Вячеслав ЛЮТЫЙ (Воронеж)

ПЕЧАТЬ ИНТОНАЦИИ

Пределы русского в художественном пространстве Юрия Кузнецова

У бездны, у разбитого корыта,
На перекате, где вода не спит,
На черепках, на полюсах магнита
Федора-дура встала – и стоит.

Юрий Кузнецов

Говоря о Юрии Кузнецове как о гениальном отечественном поэте рубежа тысячелетий, стоит более точно обозначить пределы всего русского в художественном пространстве этого автора. Многие вещи узнаются в его стихах преимущественно потому, что ситуативно присутствуют в сюжетах, привязанных к нашему современному бытию или ко временам, впрямую не называемым, но обозначенным достаточно определенно.

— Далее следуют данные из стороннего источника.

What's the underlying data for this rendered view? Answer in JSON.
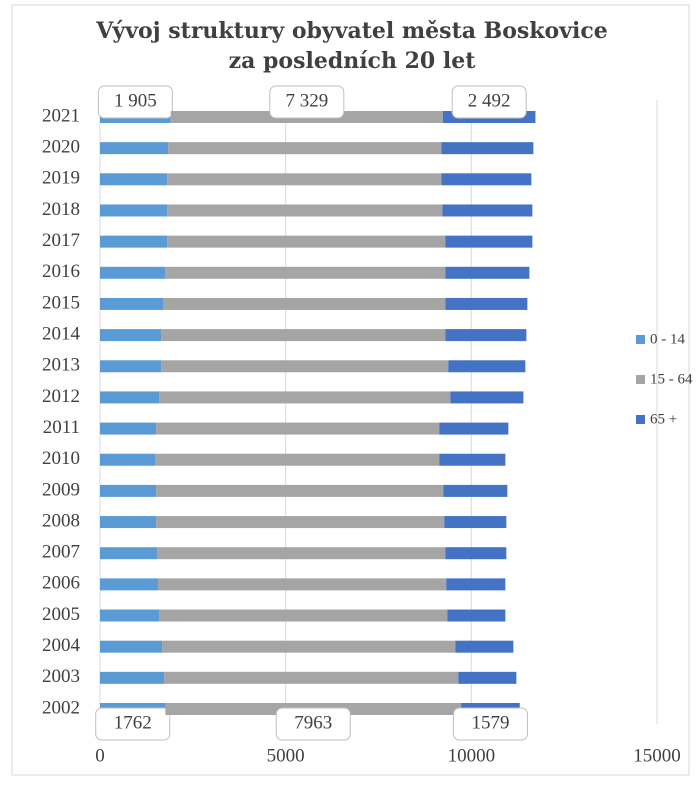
{
  "chart_data": {
    "type": "stacked_barh",
    "title": [
      "Vývoj struktury obyvatel města Boskovice",
      "za posledních 20 let"
    ],
    "categories": [
      "2002",
      "2003",
      "2004",
      "2005",
      "2006",
      "2007",
      "2008",
      "2009",
      "2010",
      "2011",
      "2012",
      "2013",
      "2014",
      "2015",
      "2016",
      "2017",
      "2018",
      "2019",
      "2020",
      "2021"
    ],
    "series": [
      {
        "name": "0 - 14",
        "color": "#5b9bd5",
        "values": [
          1762,
          1725,
          1671,
          1590,
          1563,
          1536,
          1509,
          1509,
          1482,
          1509,
          1590,
          1644,
          1644,
          1698,
          1752,
          1806,
          1806,
          1806,
          1833,
          1905
        ],
        "value_labels": [
          "1762",
          null,
          null,
          null,
          null,
          null,
          null,
          null,
          null,
          null,
          null,
          null,
          null,
          null,
          null,
          null,
          null,
          null,
          null,
          "1 905"
        ]
      },
      {
        "name": "15 - 64",
        "color": "#a5a5a5",
        "values": [
          7963,
          7925,
          7898,
          7763,
          7763,
          7763,
          7763,
          7736,
          7655,
          7628,
          7844,
          7736,
          7655,
          7601,
          7547,
          7493,
          7412,
          7385,
          7358,
          7329
        ],
        "value_labels": [
          "7963",
          null,
          null,
          null,
          null,
          null,
          null,
          null,
          null,
          null,
          null,
          null,
          null,
          null,
          null,
          null,
          null,
          null,
          null,
          "7 329"
        ]
      },
      {
        "name": "65 +",
        "color": "#4472c4",
        "values": [
          1579,
          1563,
          1563,
          1563,
          1590,
          1644,
          1671,
          1725,
          1779,
          1860,
          1968,
          2075,
          2183,
          2210,
          2264,
          2345,
          2426,
          2426,
          2480,
          2492
        ],
        "value_labels": [
          "1579",
          null,
          null,
          null,
          null,
          null,
          null,
          null,
          null,
          null,
          null,
          null,
          null,
          null,
          null,
          null,
          null,
          null,
          null,
          "2 492"
        ]
      }
    ],
    "xlim": [
      0,
      15000
    ],
    "xticks": [
      0,
      5000,
      10000,
      15000
    ],
    "grid": true,
    "legend": "right"
  }
}
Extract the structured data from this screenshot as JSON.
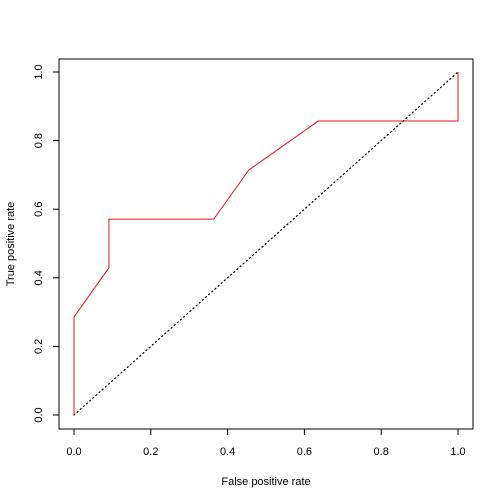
{
  "chart_data": {
    "type": "line",
    "title": "",
    "xlabel": "False positive rate",
    "ylabel": "True positive rate",
    "xlim": [
      0,
      1
    ],
    "ylim": [
      0,
      1
    ],
    "x_ticks": [
      0.0,
      0.2,
      0.4,
      0.6,
      0.8,
      1.0
    ],
    "x_tick_labels": [
      "0.0",
      "0.2",
      "0.4",
      "0.6",
      "0.8",
      "1.0"
    ],
    "y_ticks": [
      0.0,
      0.2,
      0.4,
      0.6,
      0.8,
      1.0
    ],
    "y_tick_labels": [
      "0.0",
      "0.2",
      "0.4",
      "0.6",
      "0.8",
      "1.0"
    ],
    "grid": false,
    "legend": "none",
    "series": [
      {
        "color": "#e8161a",
        "style": "solid",
        "x": [
          0.0,
          0.0,
          0.091,
          0.091,
          0.364,
          0.455,
          0.636,
          1.0,
          1.0
        ],
        "y": [
          0.0,
          0.286,
          0.429,
          0.571,
          0.571,
          0.714,
          0.857,
          0.857,
          1.0
        ]
      },
      {
        "color": "#000000",
        "style": "dotted",
        "x": [
          0.0,
          1.0
        ],
        "y": [
          0.0,
          1.0
        ]
      }
    ]
  }
}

Это и старина былинная, и Отечественная война, и метафизическая смута последних российских десятилетий. Вместе с тем, есть стихотворения, которые русскими по ряду отчетливых признаков назвать затруднительно.

И здесь вступают в действие законы родной лексики и интонации, когда нейтральный или же вполне хронологически и географически точный повествовательный материал властно втягивается поэтом в сферу жизни русского человека.

К последней смысловой отсылке можно отнести практически все евангельские сюжеты Кузнецова, русифицированные им на самых разных языковых уровнях. Кроме того – и это одна из главных примет названного оттенка множества вещей поэта – словарь лирического рассказчика властно прикрепляет действие стихотворения к пространству совершенно русскому, какие бы инородные детали ни появлялись в тексте по мере его развития.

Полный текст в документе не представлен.